Continuing the theme of the last two blogs of emergency management plans and training — something which is crucial to managing something as deadly as a school shooting — this post elucidates what to avoid when planning for and responding to acts of violence. Since something like ‘risk’ cannot be entirely eliminated, what organisations should strive to achieve instead is a level of ‘safety,’ i.e. what is deemed to be “an acceptable level of risk.”[1] In terms of school shootings, this means planning for which actions to take in a crisis should be located within the wider rubric of school violence; as well as accounting for potential spectacular events, which are rarer but more likely to be lethal in nature.

A common flaw of emergency management plans in educational institutions where school shootings have already taken place is not considering the possibility of such an event occurring in the first place: for instance, Columbine High School and Virginia Tech University had guidance in place for fires, bomb threats and so forth; yet not for an active shooter scenario. Whilst schools may feel that ‘it can’t happen here,’ the myriad school shootings which have occurred in the United States show that these tend to occur in suburban areas with relatively little crime. Moreover, the danger in not acknowledging the risk of a school shooting is that no plans would be put into place about how to eliminate or reduce that risk.[2]

Another common mistake is outdated or incomplete information in emergency management plans. An example of this is Virginia Tech University’s plan, which, at the time of the shooting, was two years old: this meant it had outdated information in it, such as the name of a previous police chief. Another instance of incomplete information is the case of Columbine High School, where, prior to the shooting, the building layout for the school had not been included in the plans — it has been said by delayed the response of police and other rescue personnel.[3] In situations like these, it certainly seems the point that Coombs[4] makes about the danger of having a plan in place is providing a false sense of security is correct: these have limited usefulness when actually applied to a crisis.

Probably the most well-known of emergency management mistakes is the delay in emergency communication at Virginia Tech University (refer back to the blog posted on the 20th August 2014 for more information). In addition to staff error, this transpired because of a number of pre-existing flaws: there was confusion about what ‘timely’ actually meant; there was no set template(s) for emergency communication messages; there were inconsistences in the emergency communication policy and emergency management plans about who had the authority to release an emergency alert. This exemplifies the importance of the linkages between different facets of emergency management: prevention, planning, communication, training and response.

[This blog post was put together using analyses of policy documents produced after the Columbine and Virginia Tech shootings, as well as further reading. The next blog post will document some of the changes made to law to eradicate these flaws.]

[1] Borghesi, Antonio and Barbara Gaudenzi. (2013) Risk Management: How to Assess, Transfer and Communicate Critical Risks. Springer: London, New York. Page 19 cited.

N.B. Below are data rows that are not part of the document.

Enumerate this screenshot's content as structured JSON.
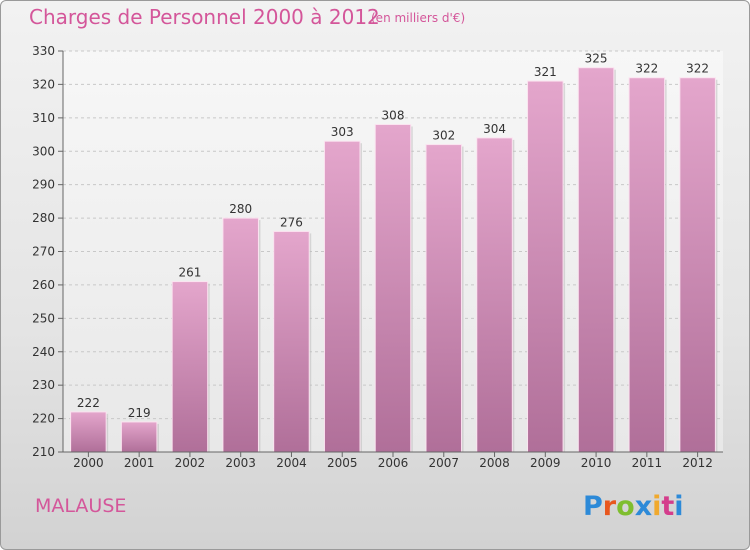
{
  "title": "Charges de Personnel 2000 à 2012",
  "subtitle": "(en milliers d'€)",
  "commune": "MALAUSE",
  "logo": {
    "text": "Proxiti",
    "colors": [
      "#2d8ad8",
      "#e8571e",
      "#7fbe2f",
      "#2d8ad8",
      "#f0a92e",
      "#d43d8c"
    ]
  },
  "chart_data": {
    "type": "bar",
    "categories": [
      "2000",
      "2001",
      "2002",
      "2003",
      "2004",
      "2005",
      "2006",
      "2007",
      "2008",
      "2009",
      "2010",
      "2011",
      "2012"
    ],
    "values": [
      222,
      219,
      261,
      280,
      276,
      303,
      308,
      302,
      304,
      321,
      325,
      322,
      322
    ],
    "title": "Charges de Personnel 2000 à 2012",
    "subtitle": "(en milliers d'€)",
    "xlabel": "",
    "ylabel": "",
    "ylim": [
      210,
      330
    ],
    "yticks": [
      210,
      220,
      230,
      240,
      250,
      260,
      270,
      280,
      290,
      300,
      310,
      320,
      330
    ],
    "grid": true,
    "bar_color": "#d98fbb"
  }
}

Vestermark, S. D. (1996). ‘Critical decisions, critical elements in an effective school security program.’ In A. M. Hoffman (ed.) Schools, violence and society. Westport, CT: Praeger, 101-122. Page 108 cited.

[2] Coombs, W. Timothy. (2012) Ongoing Crisis Communication: Planning, Managing and Responding (third edition). Thousand Oaks, CA.: Sage. Page 41 cited.

[3] For more details refer to Jefferson County Sherriff report. http://extras.denverpost.com/news/colreport/columbinerep/pages

[4] Coombs, W. Timothy. (2012) Ongoing Crisis Communication: Planning, Managing and Responding (third edition). Thousand Oaks, CA.: Sage. Page 106 cited.